In Queensland, the administrator of an estate needs to receive a Letters of Administration from the Supreme Court of Queensland to deal with a deceased estate, similar to the Grant of Probate for the executor of the will.
A de facto partner has the same rights as a spouse and needs to be a relationship in existence for at least two years.
Similar to the South Australian laws, your marriage Will automatically revoke your will unless marriage was contemplated previously in your will. Your Will is also revoked once a divorce becomes finalised.
If you die without a Will, it will fall under the ‘intestate’ ruling and your assets will be passed to the next of kin, either your spouse or de facto partner, or children and grandchildren. If there is no next of kin, it will be issued through your family, to your parents, brother and sisters, nephews and nieces, then grandparents, and then uncles, aunts and cousins.
Your estate will not be distributed to relatives past your first cousins, and in-laws or step-parents are not considered next of kin.
In South Australia, an executor of an estate will need to receive a Grant of Probate from the Court to administer the estate and handle the disposal of any assets, unless the estate value is small.
If you die without a valid Will, or your Will is invalid, your estate will be treated as an “intestate” and your assets will be distributed among your surviving relatives.
Alternatively, the State could decide to award the assets to itself.
In South Australia, if you get married your Will is automatically revoked, unless the Will was made with marriage in mind.
On the other hand, getting a divorce does not revoke your Will, but it does revoke any rights or distributions to your former spouse.
If there is no Will, the Tasmania Intestacy Act 2010 formula applies, and somebody needs to apply to the Tasmania Court for authority to become the administrator of the estate.
The spouse of a person with no Will will generally receive the whole estate unless there are children from another relationship. If this is the case, the surviving spouse has specific entitlements to the estate.
If there is a separated partner and a de facto partner, each spouse will receive a share of the estate.
If there are no children or spouses, the estate will be passed down the family tree to find someone who is eligible to inherit the assets. If there are no family members, the Government will receive the estate.

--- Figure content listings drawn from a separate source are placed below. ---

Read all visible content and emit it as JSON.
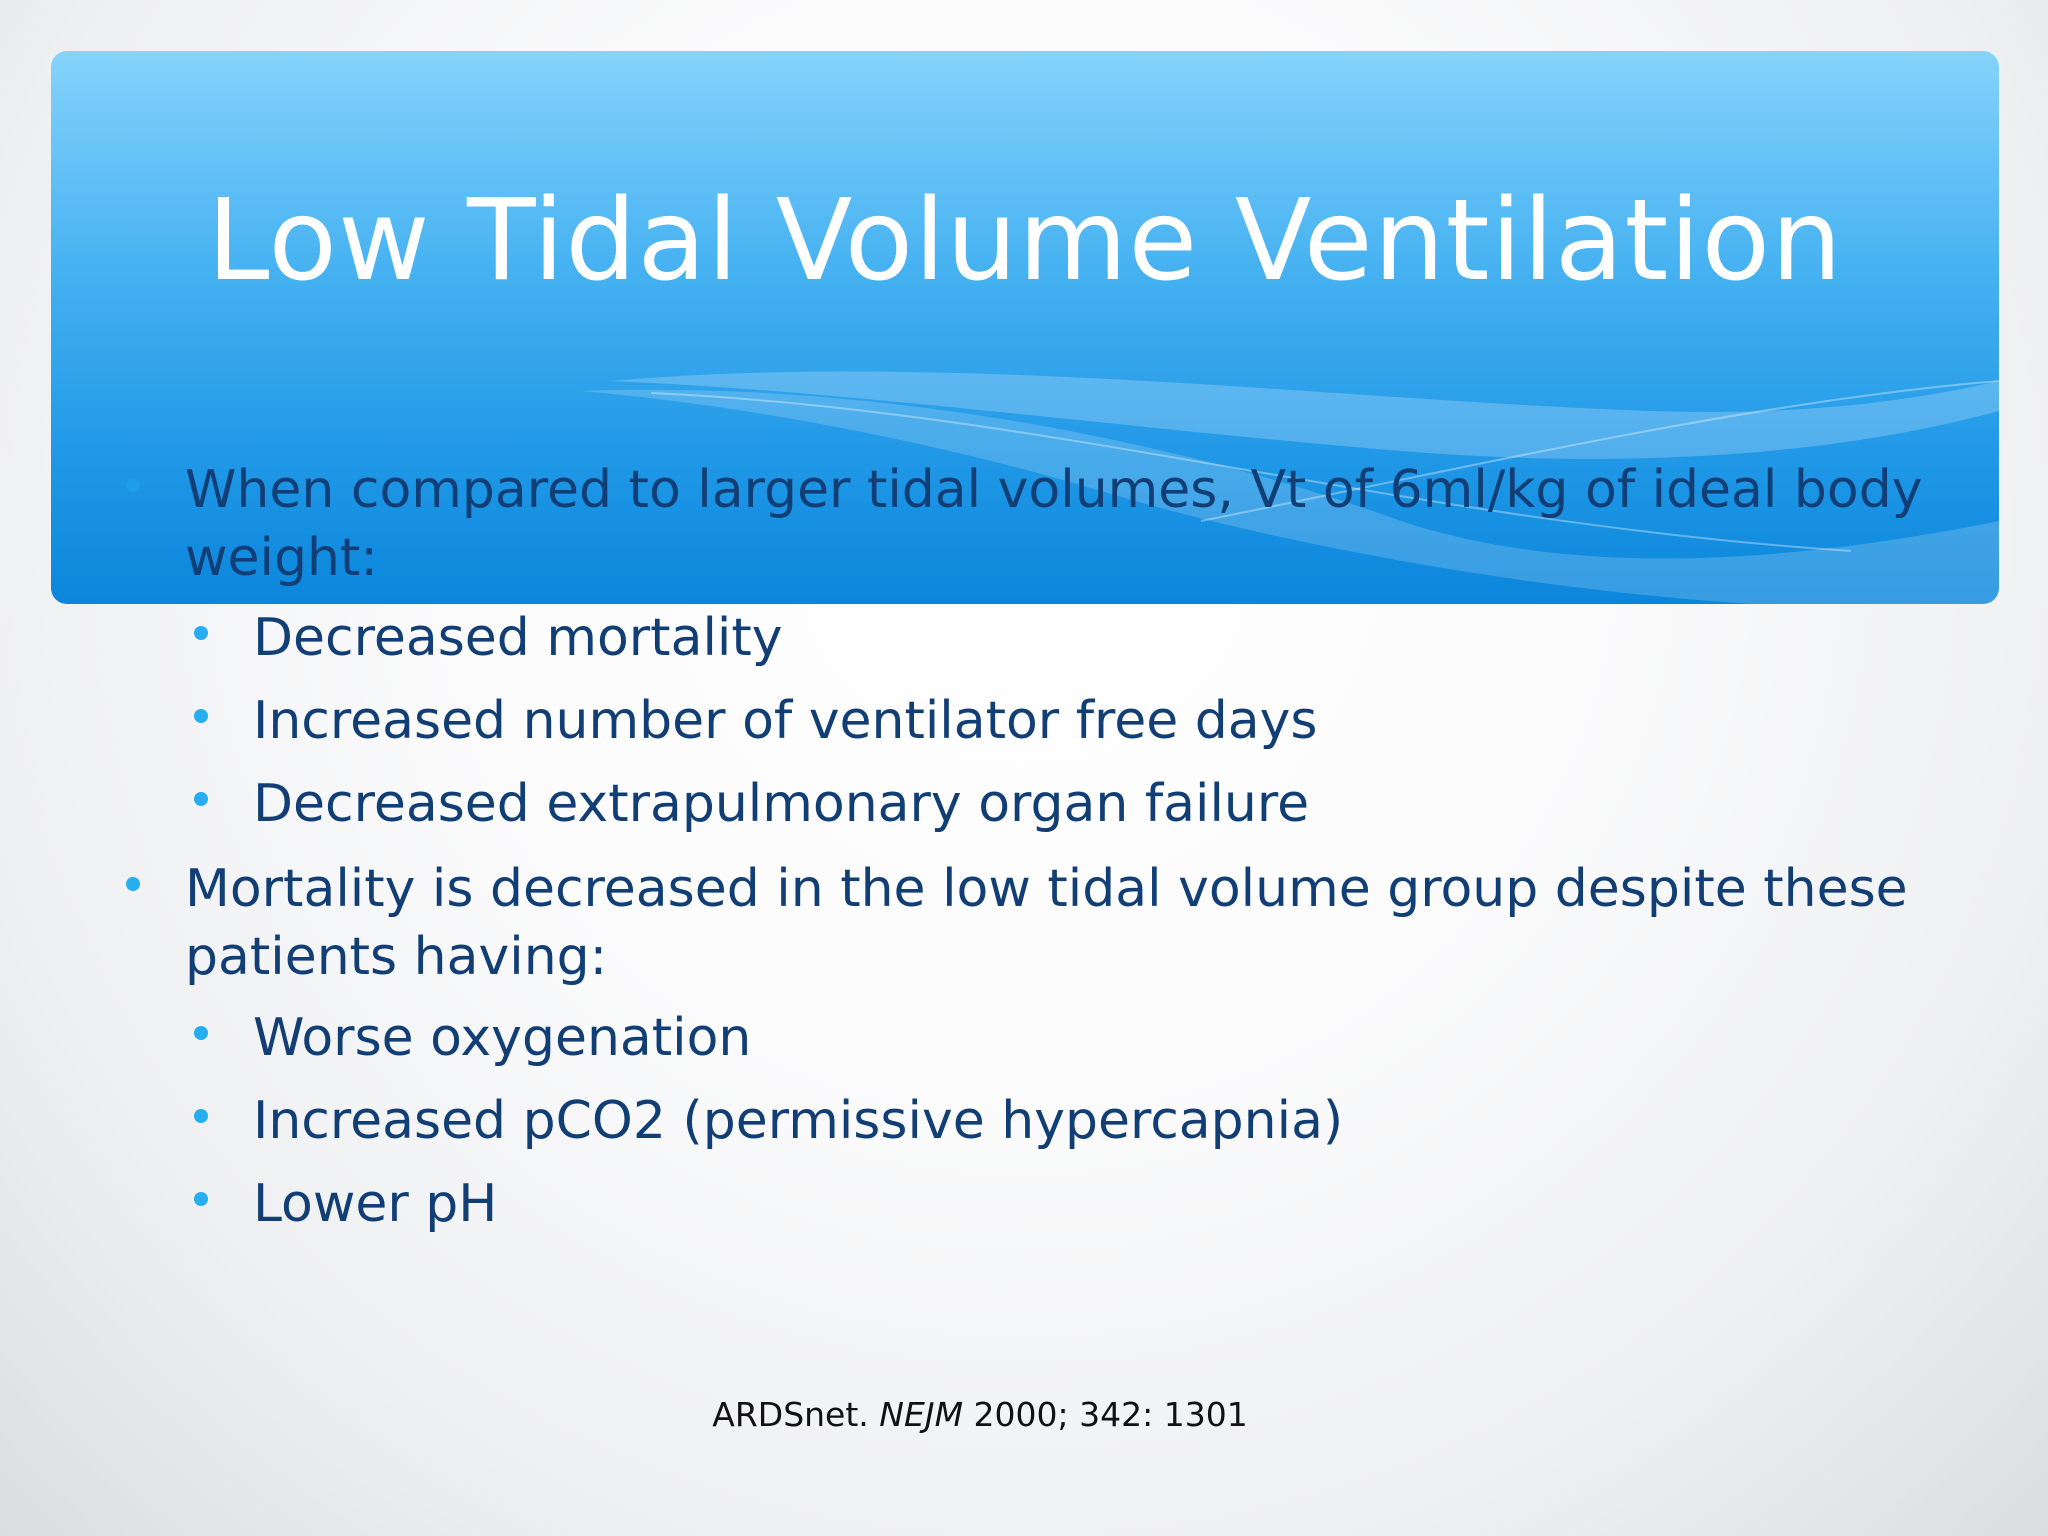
{
  "slide": {
    "title": "Low Tidal Volume Ventilation",
    "bullets": [
      {
        "level": 1,
        "text": "When compared to larger tidal volumes, Vt of 6ml/kg of ideal body weight:"
      },
      {
        "level": 2,
        "text": "Decreased mortality"
      },
      {
        "level": 2,
        "text": "Increased number of ventilator free days"
      },
      {
        "level": 2,
        "text": "Decreased extrapulmonary organ failure"
      },
      {
        "level": 1,
        "text": "Mortality is decreased in the low tidal volume group despite these patients having:"
      },
      {
        "level": 2,
        "text": "Worse oxygenation"
      },
      {
        "level": 2,
        "text": "Increased pCO2 (permissive hypercapnia)"
      },
      {
        "level": 2,
        "text": "Lower pH"
      }
    ],
    "citation": {
      "author": "ARDSnet.",
      "journal": "NEJM",
      "details": "2000; 342: 1301"
    }
  },
  "colors": {
    "header_top": "#86d3fb",
    "header_bottom": "#0b86db",
    "body_text": "#123e76",
    "bullet": "#27aef0",
    "title_text": "#ffffff"
  }
}
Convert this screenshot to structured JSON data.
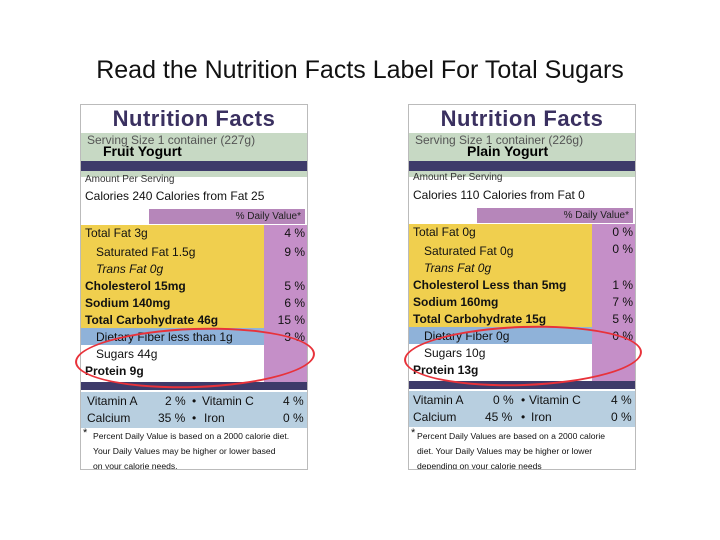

Separation from a partner does not have an effect on a Will but a marriage or divorce does revoke an existing Will.
The intestate rule applies in Victoria and assets can be distributed in a way that might not be in line with your wishes if you die without a Will in place.
The executor of the estate must obtain the Grant of Probate or Letters of Administration to take control of the estate.
If there is a Will in place, but not an executor, the family member would need to apply to the Registrar of Probates in the Supreme Court to receive access to the estate.
A separation from a spouse doesn’t affect the Will, however, a divorce does as well as a Will made before marriage.
If you pass away without a valid Will in Western Australia, your estate would be distributed under the direction of the Administration Act.
The Act would result in your estate being divided up between the family members surviving you, but does not take into account any of your wishes when distributing your estate.
In Western Australia, if you have a Will made after the 9th of February 2008, the document would be revoked after a divorce or marriage. In that case a new Will would need to be made.